The major strengths of the current study are: (i) it represents one of the most well-characterized selections of BC cases on this subject; (ii) patients were clinically followed over a long period of time. On the other hand, the present study also has several limitations: (i) its retrospective nature; (ii) the relatively small sample size due to the rigid criteria used for samples collection: to overcome this limitation, these preliminary data need to be confirmed on a larger multi-institutional cohort or with an external validation cohort of patients; (iii) a low cut-off point of TK1 expression, such as the 2.5% proposed herein, may be difficult to calculate by a trained pathologist through a microscope eyepiece: in order to overcome this issue, some may consider digital imaging as a potential tool of benefit to the pathology department in the routine evaluation of novel biomarkers for the stratification of cancer-related risk [43].

6. Conclusions

Breast cancer (BC) is characterized by a highly heterogeneous clinical course and outcome. Despite remarkable efforts, the full elucidation of its biology has not yet been reached.

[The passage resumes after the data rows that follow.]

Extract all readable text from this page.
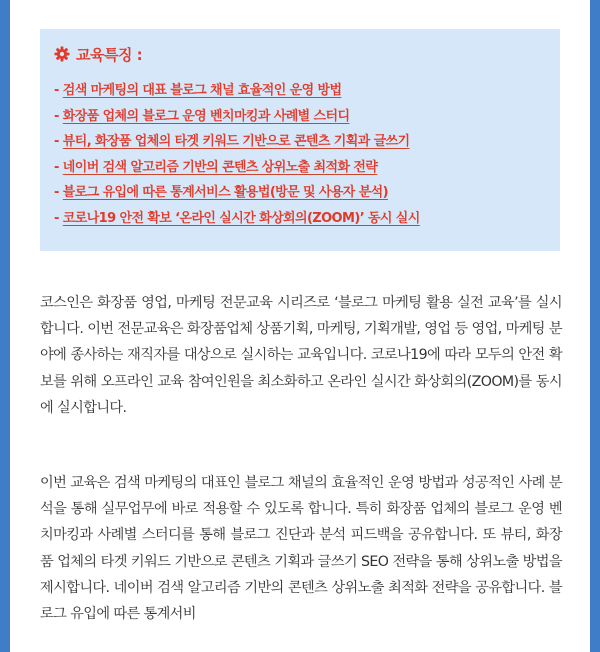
교육특징 :
- 검색 마케팅의 대표 블로그 채널 효율적인 운영 방법
- 화장품 업체의 블로그 운영 벤치마킹과 사례별 스터디
- 뷰티, 화장품 업체의 타겟 키워드 기반으로 콘텐츠 기획과 글쓰기
- 네이버 검색 알고리즘 기반의 콘텐츠 상위노출 최적화 전략
- 블로그 유입에 따른 통계서비스 활용법(방문 및 사용자 분석)
- 코로나19 안전 확보 ‘온라인 실시간 화상회의(ZOOM)’ 동시 실시

코스인은 화장품 영업, 마케팅 전문교육 시리즈로 ‘블로그 마케팅 활용 실전 교육’를 실시합니다. 이번 전문교육은 화장품업체 상품기획, 마케팅, 기획개발, 영업 등 영업, 마케팅 분야에 종사하는 재직자를 대상으로 실시하는 교육입니다. 코로나19에 따라 모두의 안전 확보를 위해 오프라인 교육 참여인원을 최소화하고 온라인 실시간 화상회의(ZOOM)를 동시에 실시합니다.

이번 교육은 검색 마케팅의 대표인 블로그 채널의 효율적인 운영 방법과 성공적인 사례 분석을 통해 실무업무에 바로 적용할 수 있도록 합니다. 특히 화장품 업체의 블로그 운영 벤치마킹과 사례별 스터디를 통해 블로그 진단과 분석 피드백을 공유합니다. 또 뷰티, 화장품 업체의 타겟 키워드 기반으로 콘텐츠 기획과 글쓰기 SEO 전략을 통해 상위노출 방법을 제시합니다. 네이버 검색 알고리즘 기반의 콘텐츠 상위노출 최적화 전략을 공유합니다. 블로그 유입에 따른 통계서비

Novel therapeutic approaches improved patients’ outcomes; however, approximately one in four patients experience delayed distant recurrence. The delayed metastasis prediction value of several clinicopathological and molecular BC features have been investigated so far, but with inconsistent or incomplete results. Thymidine kinase-1 (TK1) turned out to be an important serum biomarker with a prognostic and predictive value in BC patients. To our knowledge, this is the first translational research study that tries to use TK1 expression in the clinical routine for the prognostic stratification of BC patients.

Our preliminary data suggest that patients with LUM B/HER2-/TK1+ BC undergoing adjuvant chemotherapy may require a longer and closer follow-up after surgery and/or a different adjuvant therapeutic algorithm.